Essa jurisprudência do STJ vai numa linha bastante restritiva e dura contra a defesa do consumidor” | defensor público João Victor Rozatti Longhi
De acordo com o defensor Nicholas Silva, que também atua na Comissão da Defensoria, as consequências jurídicas em razão da circulação irregular de dados pessoais são temas relativamente novos no país. “Acredito que as decisões jurisprudenciais ainda devem mudar os rumos algumas vezes para firmar um posicionamento mais seguro. É uma fase natural dessa discussão. Mas vislumbro críticas à decisão. A essência da LGPD criou obrigações para haver maior proteção aos dados. Não só aos dados sensíveis, mas a qualquer tipo de dado em poder de um terceiro”, comentou.
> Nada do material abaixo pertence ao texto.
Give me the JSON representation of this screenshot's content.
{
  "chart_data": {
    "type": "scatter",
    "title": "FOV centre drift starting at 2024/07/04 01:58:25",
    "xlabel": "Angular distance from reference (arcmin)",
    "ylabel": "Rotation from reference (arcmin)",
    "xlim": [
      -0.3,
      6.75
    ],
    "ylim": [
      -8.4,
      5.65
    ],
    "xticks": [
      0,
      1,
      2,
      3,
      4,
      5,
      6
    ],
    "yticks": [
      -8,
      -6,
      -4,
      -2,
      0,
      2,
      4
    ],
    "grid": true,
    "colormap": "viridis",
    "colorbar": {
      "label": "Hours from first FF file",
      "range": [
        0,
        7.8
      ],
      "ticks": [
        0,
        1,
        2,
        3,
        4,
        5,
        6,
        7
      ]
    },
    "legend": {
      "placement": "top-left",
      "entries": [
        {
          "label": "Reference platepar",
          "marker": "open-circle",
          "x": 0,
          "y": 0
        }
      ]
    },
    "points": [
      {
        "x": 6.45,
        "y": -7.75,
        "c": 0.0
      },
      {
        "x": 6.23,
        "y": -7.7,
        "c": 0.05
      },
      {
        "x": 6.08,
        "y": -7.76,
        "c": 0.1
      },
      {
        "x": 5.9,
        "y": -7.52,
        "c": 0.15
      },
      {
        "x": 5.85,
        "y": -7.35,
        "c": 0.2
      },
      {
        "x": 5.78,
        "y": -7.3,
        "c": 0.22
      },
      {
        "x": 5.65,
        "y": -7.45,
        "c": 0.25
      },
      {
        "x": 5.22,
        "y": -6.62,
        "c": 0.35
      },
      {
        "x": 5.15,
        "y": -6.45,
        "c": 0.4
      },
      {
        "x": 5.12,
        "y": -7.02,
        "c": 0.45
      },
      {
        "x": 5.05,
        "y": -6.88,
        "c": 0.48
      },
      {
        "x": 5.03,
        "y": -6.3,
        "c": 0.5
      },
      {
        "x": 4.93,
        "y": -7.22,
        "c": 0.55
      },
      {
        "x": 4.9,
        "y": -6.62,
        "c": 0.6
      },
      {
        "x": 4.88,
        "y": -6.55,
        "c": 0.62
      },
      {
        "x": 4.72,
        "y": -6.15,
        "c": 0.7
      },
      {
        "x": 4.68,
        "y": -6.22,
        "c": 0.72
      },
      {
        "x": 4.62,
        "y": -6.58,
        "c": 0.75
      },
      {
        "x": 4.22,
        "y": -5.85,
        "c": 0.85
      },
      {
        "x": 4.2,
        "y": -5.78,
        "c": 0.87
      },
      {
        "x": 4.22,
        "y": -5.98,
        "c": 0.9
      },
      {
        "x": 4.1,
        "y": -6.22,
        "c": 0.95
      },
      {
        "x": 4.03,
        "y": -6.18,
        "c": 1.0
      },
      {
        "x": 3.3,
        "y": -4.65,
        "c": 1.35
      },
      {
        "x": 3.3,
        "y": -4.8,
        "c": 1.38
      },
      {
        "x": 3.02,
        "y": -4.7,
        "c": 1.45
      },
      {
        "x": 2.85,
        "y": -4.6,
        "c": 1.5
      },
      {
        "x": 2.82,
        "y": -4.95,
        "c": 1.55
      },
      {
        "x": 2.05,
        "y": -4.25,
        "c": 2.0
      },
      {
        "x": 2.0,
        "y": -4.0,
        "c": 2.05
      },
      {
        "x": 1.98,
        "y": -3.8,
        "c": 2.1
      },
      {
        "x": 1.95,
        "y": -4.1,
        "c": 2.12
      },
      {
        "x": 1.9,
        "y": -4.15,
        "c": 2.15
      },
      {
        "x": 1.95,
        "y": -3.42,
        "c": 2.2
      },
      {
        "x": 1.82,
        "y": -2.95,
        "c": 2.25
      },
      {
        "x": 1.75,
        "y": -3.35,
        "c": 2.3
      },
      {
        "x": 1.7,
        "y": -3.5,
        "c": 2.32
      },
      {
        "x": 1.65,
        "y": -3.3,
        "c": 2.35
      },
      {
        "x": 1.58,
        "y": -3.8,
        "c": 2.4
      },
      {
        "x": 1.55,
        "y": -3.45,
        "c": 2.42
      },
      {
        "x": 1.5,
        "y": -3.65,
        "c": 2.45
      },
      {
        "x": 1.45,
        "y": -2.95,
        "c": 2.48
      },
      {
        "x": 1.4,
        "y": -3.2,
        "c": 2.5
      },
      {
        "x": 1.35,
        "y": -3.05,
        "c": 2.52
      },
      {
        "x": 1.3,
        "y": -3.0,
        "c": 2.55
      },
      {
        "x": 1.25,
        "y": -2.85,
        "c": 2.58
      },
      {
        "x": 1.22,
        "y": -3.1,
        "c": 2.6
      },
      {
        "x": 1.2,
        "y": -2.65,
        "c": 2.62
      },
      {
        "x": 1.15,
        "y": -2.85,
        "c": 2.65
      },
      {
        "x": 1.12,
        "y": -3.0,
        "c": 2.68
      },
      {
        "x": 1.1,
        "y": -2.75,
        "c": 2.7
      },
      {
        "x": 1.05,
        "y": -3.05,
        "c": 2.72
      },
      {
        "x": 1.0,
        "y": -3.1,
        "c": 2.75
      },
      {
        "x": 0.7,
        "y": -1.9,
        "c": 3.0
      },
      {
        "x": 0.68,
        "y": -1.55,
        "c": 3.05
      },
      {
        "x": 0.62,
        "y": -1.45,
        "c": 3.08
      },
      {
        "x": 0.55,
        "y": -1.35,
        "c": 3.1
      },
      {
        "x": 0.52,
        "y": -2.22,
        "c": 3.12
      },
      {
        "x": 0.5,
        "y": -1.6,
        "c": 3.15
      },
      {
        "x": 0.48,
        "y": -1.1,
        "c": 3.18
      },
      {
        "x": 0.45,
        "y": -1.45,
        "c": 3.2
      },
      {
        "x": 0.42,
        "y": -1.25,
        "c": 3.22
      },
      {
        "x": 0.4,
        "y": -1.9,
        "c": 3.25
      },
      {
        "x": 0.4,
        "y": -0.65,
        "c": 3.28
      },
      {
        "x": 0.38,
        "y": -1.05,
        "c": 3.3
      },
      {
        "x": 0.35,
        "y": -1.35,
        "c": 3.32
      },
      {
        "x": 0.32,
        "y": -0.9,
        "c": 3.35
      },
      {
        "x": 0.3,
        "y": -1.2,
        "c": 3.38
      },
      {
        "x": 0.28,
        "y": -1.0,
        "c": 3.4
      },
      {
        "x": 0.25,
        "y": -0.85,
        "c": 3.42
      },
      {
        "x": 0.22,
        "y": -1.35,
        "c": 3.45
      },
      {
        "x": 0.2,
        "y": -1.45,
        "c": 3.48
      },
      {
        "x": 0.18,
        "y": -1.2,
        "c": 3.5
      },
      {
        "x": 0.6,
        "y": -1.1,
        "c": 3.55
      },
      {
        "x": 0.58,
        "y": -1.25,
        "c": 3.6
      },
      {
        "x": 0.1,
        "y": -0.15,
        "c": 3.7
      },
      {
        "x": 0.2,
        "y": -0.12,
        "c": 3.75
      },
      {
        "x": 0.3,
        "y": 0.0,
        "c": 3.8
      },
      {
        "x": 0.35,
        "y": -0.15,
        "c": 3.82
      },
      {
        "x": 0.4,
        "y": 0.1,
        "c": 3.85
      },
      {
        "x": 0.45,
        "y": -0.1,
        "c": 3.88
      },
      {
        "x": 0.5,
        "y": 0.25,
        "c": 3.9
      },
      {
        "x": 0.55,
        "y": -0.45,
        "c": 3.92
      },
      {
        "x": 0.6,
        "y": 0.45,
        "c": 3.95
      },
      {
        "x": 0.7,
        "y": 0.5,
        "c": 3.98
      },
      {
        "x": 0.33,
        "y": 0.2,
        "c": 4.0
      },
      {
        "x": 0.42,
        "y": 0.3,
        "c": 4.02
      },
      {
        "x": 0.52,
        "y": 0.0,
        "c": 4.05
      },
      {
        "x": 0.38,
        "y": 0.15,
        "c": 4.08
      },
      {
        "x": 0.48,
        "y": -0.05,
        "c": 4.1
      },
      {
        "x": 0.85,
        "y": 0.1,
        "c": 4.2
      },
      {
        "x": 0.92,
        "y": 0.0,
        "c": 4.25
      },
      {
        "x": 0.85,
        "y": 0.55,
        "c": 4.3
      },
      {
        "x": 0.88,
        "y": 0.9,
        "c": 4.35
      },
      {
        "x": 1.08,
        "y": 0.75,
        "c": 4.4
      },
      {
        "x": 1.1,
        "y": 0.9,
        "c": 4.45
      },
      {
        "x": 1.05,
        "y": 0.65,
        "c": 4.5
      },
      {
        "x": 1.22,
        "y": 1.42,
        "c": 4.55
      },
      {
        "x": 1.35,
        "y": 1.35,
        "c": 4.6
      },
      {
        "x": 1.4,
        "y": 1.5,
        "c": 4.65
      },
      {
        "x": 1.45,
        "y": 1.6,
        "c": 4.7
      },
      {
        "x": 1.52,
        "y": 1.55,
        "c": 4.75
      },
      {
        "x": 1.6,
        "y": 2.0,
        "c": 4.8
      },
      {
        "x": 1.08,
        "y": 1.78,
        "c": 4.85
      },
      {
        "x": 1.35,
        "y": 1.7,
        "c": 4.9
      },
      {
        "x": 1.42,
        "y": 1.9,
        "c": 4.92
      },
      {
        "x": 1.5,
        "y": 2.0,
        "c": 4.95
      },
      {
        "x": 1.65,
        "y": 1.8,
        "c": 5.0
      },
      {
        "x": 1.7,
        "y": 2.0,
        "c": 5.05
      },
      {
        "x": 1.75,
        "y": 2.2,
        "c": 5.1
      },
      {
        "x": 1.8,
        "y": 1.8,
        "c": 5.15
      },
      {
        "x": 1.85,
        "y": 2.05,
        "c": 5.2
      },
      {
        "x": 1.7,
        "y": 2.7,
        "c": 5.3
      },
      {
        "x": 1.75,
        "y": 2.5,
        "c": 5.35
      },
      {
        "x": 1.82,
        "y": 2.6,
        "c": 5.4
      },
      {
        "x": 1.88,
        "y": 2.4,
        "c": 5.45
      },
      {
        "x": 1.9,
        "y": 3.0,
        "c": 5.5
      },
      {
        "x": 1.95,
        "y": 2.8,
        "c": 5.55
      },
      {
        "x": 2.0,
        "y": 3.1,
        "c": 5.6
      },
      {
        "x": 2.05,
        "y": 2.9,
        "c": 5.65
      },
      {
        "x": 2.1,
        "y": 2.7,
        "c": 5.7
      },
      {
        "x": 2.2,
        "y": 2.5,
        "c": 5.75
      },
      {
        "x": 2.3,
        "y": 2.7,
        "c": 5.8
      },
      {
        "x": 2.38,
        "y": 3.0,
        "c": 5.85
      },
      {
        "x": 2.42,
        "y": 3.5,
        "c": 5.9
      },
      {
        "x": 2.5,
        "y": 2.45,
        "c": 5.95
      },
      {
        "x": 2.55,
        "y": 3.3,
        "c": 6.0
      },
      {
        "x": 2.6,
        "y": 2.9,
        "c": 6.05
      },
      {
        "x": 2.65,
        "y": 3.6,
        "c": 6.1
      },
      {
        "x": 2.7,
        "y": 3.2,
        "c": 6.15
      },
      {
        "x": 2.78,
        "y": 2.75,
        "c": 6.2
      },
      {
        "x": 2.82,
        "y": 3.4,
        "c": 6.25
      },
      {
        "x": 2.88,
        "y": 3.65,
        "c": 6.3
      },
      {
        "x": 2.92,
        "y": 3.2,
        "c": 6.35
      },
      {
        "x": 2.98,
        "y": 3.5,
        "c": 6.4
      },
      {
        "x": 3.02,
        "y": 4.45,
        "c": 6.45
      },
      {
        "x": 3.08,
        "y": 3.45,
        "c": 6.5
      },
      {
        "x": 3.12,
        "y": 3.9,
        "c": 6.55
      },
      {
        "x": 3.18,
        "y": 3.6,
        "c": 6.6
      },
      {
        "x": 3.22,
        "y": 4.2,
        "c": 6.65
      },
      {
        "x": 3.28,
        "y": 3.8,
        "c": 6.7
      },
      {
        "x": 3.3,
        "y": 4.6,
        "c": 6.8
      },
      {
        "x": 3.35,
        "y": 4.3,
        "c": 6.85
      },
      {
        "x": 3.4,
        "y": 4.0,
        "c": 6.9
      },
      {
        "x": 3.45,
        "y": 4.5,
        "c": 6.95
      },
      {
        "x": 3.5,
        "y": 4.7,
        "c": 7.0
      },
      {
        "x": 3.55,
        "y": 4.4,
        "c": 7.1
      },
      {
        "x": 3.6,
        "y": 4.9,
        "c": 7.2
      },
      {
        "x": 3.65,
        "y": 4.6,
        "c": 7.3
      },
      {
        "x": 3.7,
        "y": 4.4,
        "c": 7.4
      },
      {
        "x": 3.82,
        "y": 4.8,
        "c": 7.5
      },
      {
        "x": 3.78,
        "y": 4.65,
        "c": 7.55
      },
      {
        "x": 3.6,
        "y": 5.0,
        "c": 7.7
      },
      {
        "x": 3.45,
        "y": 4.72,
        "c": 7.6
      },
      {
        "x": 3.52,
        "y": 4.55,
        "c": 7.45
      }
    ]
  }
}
Na avaliação dele, essa ideia de proteção tem especial força em situações como o caso discutido na decisão do STJ, em que uma prestadora de serviço possui em seu poder dados pessoais de seus consumidores e consumidoras.
“Há ali uma relação desequilibrada em que se tem de um lado uma pessoa física, com o interesse apenas de obter o serviço, e de outro uma empresa, com diversos interesses, mas visando à arrecadação financeira. Mesmo que não se trate de dados sensíveis, a pessoa não repassa seus dados para eles serem usados de qualquer maneira. É para receber o serviço” | defensor público Nicholas Moura e Silva
Segundo Silva, quando o vazamento ou uso indevido ocorre, este não pode ser encarado como uma situação normal ou um mero aborrecimento. “Houve uma efetiva falha da empresa que precisa ser corrigida. Vale relembrar o efeito da indenização por um dano, que vai além da mera reparação [pecuniária], mas alcança também um senso de responsabilização preventiva para que se tome providências e isso não volte a ocorrer. Em casos como esse há, por si só, um dever de reparação. A comprovação do dano poderia ensejar um valor maior dessa indenização. Mas, independente de qualquer comprovação, o dever de indenização já existiria”, concluiu.